Non seulement la direction de la NUM en-dehors de Lonmin n’a pas protesté contre les licenciements, mais il est clair que cette décision de la direction a même bénéficié de son soutien. Malgré leur annonce selon laquelle ‘‘Nous ferons en sorte que tous les travailleurs soient réintégrés’’ (The Star du 26 mai), Lesiba Seshoka, le porte-parole national de la NUM, a été cité dans le magazine Mining Review du 27 mai avec ces mots : ‘‘Malheureusement, la compagnie ne peut pas garder de telles personnes, et doit les laisser partir’’, ajoutant que ‘‘Le syndicat ne peut pas soutenir des gens qui se trouvent du mauvais côté de la loi.’’ Les dirigeants de la NUM affirment également que le conflit à Lonmin était une affaire interne à la NUM, qui n’avait rien à voir avec la direction de la mine – dénonçant de fait la grève et soutenant l’action brutale de la direction contre les travailleurs, se mettant du côté des patrons à l’encontre de leurs propres membres ! Lorsque les patrons attaquent les travailleurs dans le contexte d’une dispute interne au syndicat, le premier devoir d’une direction syndicale digne de son nom est de défendre ses membres, et non pas de collaborer avec l’ennemi de classe.

Lonmin a aussi interdit à son personnel de se réunir en groupes de plus de sept personnes. Plusieurs délégués se cachent, vu que des rumeurs circulent comme quoi on cherche à les tuer.
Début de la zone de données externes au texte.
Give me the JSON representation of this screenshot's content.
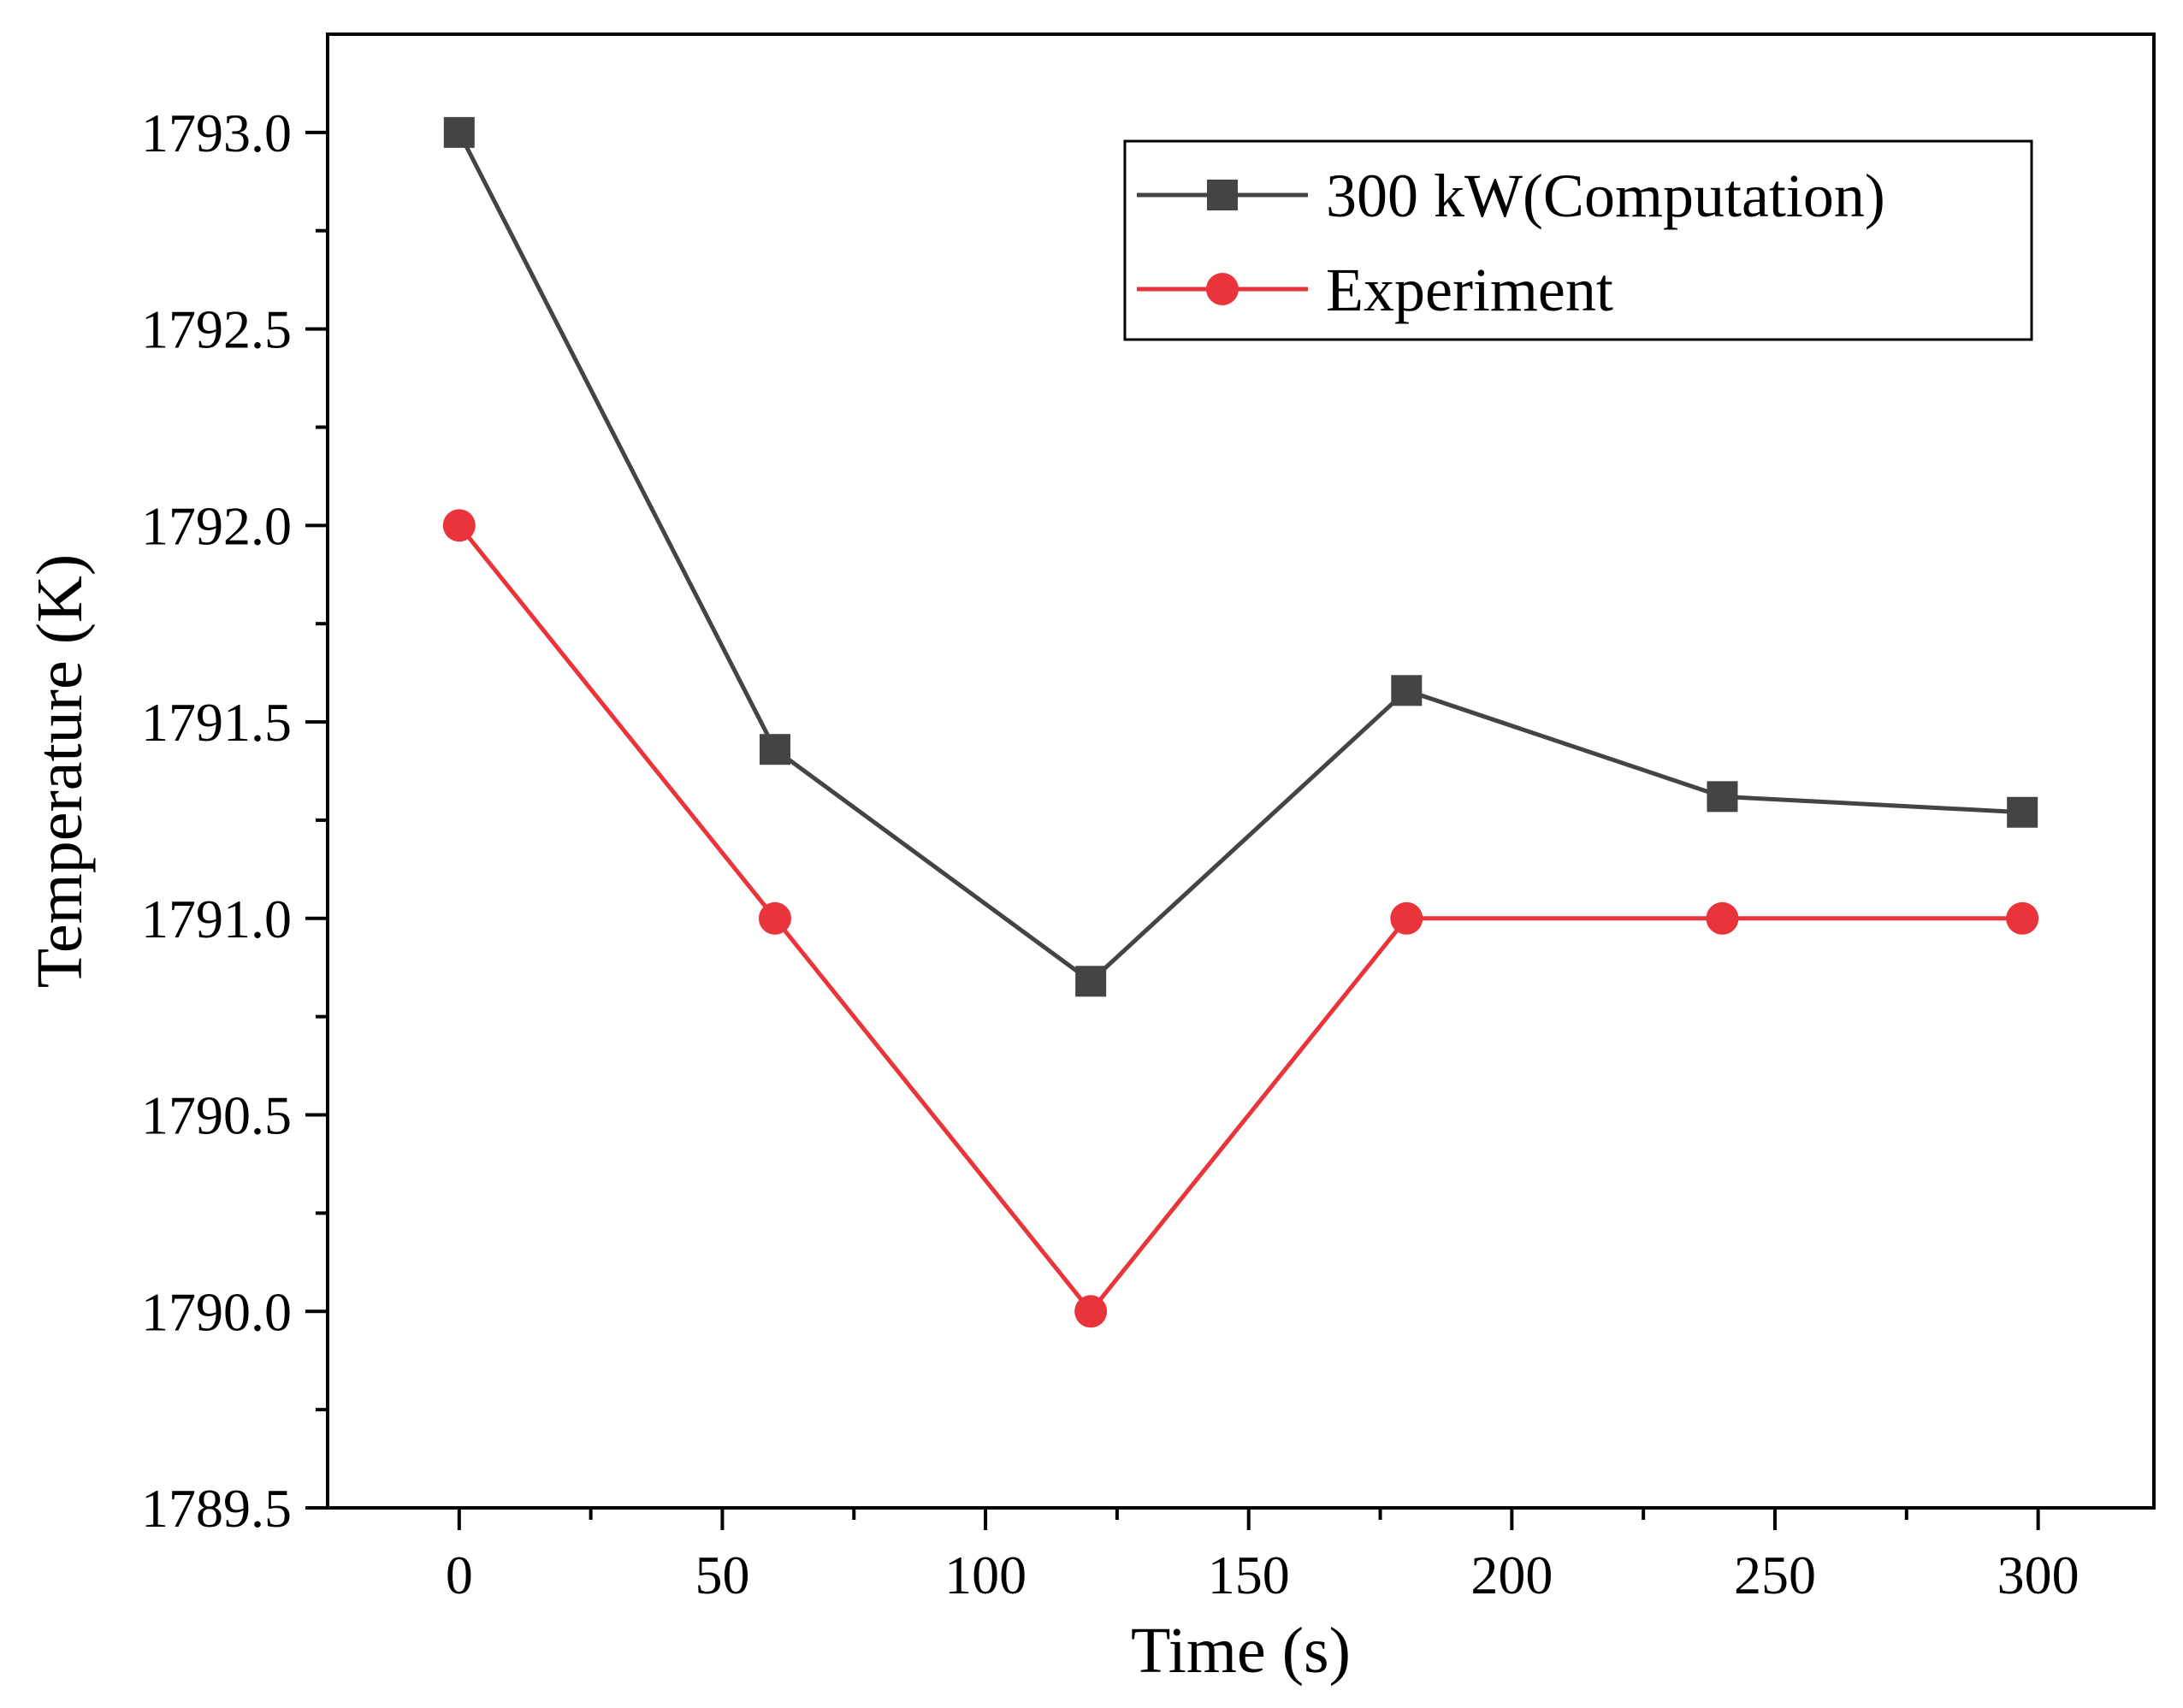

Les dirigeants de la NUM sur les plans régional et national soutiennent dans les faits la répression de la direction, disant aux travailleurs qu’ils n’ont qu’à retourner à leur puits et à accepter les conditions imposées par les patrons, quelles qu’elles soient.
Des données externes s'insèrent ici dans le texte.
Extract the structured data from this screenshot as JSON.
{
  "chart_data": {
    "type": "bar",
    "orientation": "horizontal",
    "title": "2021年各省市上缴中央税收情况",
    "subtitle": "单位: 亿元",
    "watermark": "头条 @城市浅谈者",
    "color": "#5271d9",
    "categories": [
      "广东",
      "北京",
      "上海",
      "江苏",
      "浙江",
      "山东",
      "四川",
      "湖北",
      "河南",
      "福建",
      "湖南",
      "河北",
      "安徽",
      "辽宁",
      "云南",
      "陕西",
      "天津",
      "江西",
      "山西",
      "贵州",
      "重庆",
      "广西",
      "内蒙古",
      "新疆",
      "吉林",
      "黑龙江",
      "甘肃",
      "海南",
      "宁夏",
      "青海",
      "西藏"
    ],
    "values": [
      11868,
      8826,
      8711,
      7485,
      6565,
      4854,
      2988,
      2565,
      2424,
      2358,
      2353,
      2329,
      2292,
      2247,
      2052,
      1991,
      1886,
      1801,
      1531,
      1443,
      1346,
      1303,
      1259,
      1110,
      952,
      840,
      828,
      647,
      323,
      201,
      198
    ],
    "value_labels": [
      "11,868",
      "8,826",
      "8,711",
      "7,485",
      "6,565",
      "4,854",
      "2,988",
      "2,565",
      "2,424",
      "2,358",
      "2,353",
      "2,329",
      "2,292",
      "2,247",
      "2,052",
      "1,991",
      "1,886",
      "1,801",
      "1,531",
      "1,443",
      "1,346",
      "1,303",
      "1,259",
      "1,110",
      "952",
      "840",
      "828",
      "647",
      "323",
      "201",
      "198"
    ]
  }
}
Voici une sélection de ce que les travailleurs ont raconté au DSM lorsque nos camarades ont visité la mine le 27 mai :

‘‘Nous avons tout fait pour pouvoir leur parler. Mais ça fait des années que la direction régionale ne s’est pas adressée à nous, les membres ; ils ne communiquent que via la direction. Ce sont les patrons de la mine qui se sont baladés dans le puits avec un haut-parleur pour nous annoncer que nous avons une délégation, et que les camarades avaient été suspendus.’’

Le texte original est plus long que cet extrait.